The result..It looks very technical, a bit like spaceship or something. In the end I can make peace with the end result. Maybe I could have done a lot better if I had found some inspiration or motivation along the way. Nevertheless I also learned a lot. About packaging, folding techniques, connection techniques but most importantly: start earlier and experiment more, get the ideas out and try them.. Before doing this study I allready ‘made’ a lot of things, also lampshades, but I always started from an idea that formed in my head, made some sketches and then moved fast forward to actually making it. I should slow down the process, try more, experiment more.. Anyway, looking forward to the presentation tomorow and hearing my teacher’s comments.
It was hard to fully understand the mathematical relationships between the different faces and the axles inside the dodecahedron. I was convinced for a while that the three folded cups I made earlier could be mounted on the faces or the corners of a regular triangle pyramid. It seemed so logical that if I had 4 identical forms and I wanted to mount them in a sphere; the axes or faces I mount them on would all have the same angles between them. When I started trying this in paper it appeared that my thinking was wrong. Yes, the centerpoints of my 4 identical shapes were on the corners of this pyramid BUT the centerlines where not facing towards the center of the sphere… To get a better understanding of the dodecahedron I decided to make a very simple foldout, put it together and mark the faces with colors. It was only then, by holding it in my hands and putting my fingers on corners and faces I could visualize my mistakes.
Earlier I explained another idea to my teacher about mounting the 4pieces on a bent metalframe. Allthough we were supposed to keep the use of metalwire for structuring to a minimum (and invisible) he told me to keep it as 2th or 3th option.
The last picture shows another little thingie that came to mind. It’s a very simple shape/idea but if all else fails…. At least I have something.
I decided to give it (and myself) a little rest and pick up were I left after the holidays.
What a project, I started this lampshade assignment with great enthousiasm. Along the way I got lost in inspiration, lack of experience in working with flat and flexibel material.. So the project became a bit of a drag. Combining it with lots of other projects coming together at the same time made me push this one a little more to the background.
After exploring a bit more with the nannolith I extracted a nice shape that can be ‘easily’ folded. Feedback from the teacher was also very good, he liked this shape and even suggested to use it as is. With my time shortening it’s about time I made a decision on what exploration I will us to develop further into an actual lampshade. So then.. I will go for the Nannolith inspiration source, wich was actually my preference from the beginning.
During the class I tried attaching the shape to a triangle surface and later a tetraëder with some cutoff corners. I like where that’s going an it resulted in more good feedback.

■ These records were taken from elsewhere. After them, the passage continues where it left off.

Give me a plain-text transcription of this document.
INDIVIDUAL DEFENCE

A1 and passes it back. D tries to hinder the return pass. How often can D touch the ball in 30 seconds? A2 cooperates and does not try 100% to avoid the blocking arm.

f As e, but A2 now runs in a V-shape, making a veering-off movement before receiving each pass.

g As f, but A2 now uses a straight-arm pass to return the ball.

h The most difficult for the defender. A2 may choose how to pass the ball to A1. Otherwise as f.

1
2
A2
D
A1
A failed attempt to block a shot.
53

After letting the lesson about inspiration sink in and taking in account the advise of the teacher about the time consuming process, ideas started flowing again. I decided to quit on the leaves and the spiral for now and get back to my first choice of inspiration. There are many aspects I like about the nannolith but especially the gap between the faces and the different layers that build up the faces speak to me.

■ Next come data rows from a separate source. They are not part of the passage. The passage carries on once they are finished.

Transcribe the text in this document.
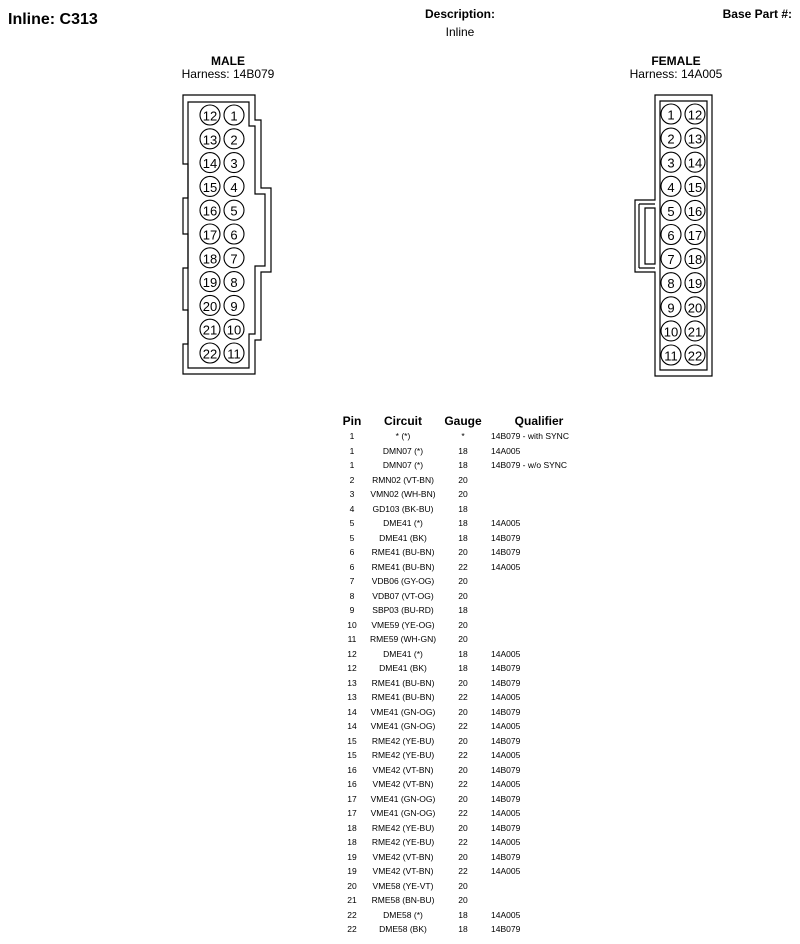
Inline: C313	Description:
Inline
Base Part #:
MALE
Harness: 14B079
12 1
13 2
14 3
15 4
16 5
17 6
18 7
19 8
20 9
21 10
22 11
FEMALE
Harness: 14A005
1 12
2 13
3 14
4 15
5 16
6 17
7 18
8 19
9 20
10 21
11 22
Pin	Circuit	Gauge	Qualifier
1	* (*)	*	14B079 - with SYNC
1	DMN07 (*)	18	14A005
1	DMN07 (*)	18	14B079 - w/o SYNC
2	RMN02 (VT-BN)	20	
3	VMN02 (WH-BN)	20	
4	GD103 (BK-BU)	18	
5	DME41 (*)	18	14A005
5	DME41 (BK)	18	14B079
6	RME41 (BU-BN)	20	14B079
6	RME41 (BU-BN)	22	14A005
7	VDB06 (GY-OG)	20	
8	VDB07 (VT-OG)	20	
9	SBP03 (BU-RD)	18	
10	VME59 (YE-OG)	20	
11	RME59 (WH-GN)	20	
12	DME41 (*)	18	14A005
12	DME41 (BK)	18	14B079
13	RME41 (BU-BN)	20	14B079
13	RME41 (BU-BN)	22	14A005
14	VME41 (GN-OG)	20	14B079
14	VME41 (GN-OG)	22	14A005
15	RME42 (YE-BU)	20	14B079
15	RME42 (YE-BU)	22	14A005
16	VME42 (VT-BN)	20	14B079
16	VME42 (VT-BN)	22	14A005
17	VME41 (GN-OG)	20	14B079
17	VME41 (GN-OG)	22	14A005
18	RME42 (YE-BU)	20	14B079
18	RME42 (YE-BU)	22	14A005
19	VME42 (VT-BN)	20	14B079
19	VME42 (VT-BN)	22	14A005
20	VME58 (YE-VT)	20	
21	RME58 (BN-BU)	20	
22	DME58 (*)	18	14A005
22	DME58 (BK)	18	14B079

When approaching the design of the nannolith I kept the process in my head to much. That is… well, difficult to get your head around. I decided to just make some basic building ‘blocks and see what interesting ways I could find to connect them together. While doing so I discovered more mathematical ‘patterns’ in the general structure. Mainly angles between the different faces. More on that later..
Difficult to get a nice fit and overlap of the different segments. There is also a minimum size for the individual discs because of the maximum curve (for the inner radius) that can be folded in the sheet.
I quite like the idea and this exploration, it’s a very simplyfied version of the Radiolaria. I would like to find a way to make the outer shell lines curve along the little bends on the section discs. I will also need to fix them on the bends and think about a way to fix it all together. Lots of question marks here.
This is my favorite exploration. The nannolith is basically a regular dodecahedron thus a mathematical shape. That makes it complex and simple at the same time. Amazing how nature looks so ‘designed’ when you zoom in to it.
For my lampshade the complexity comes down to finding the right sizes taking in account the thickness of the sheet and figure out a simple way to ‘click’ the 12 identical blocks together.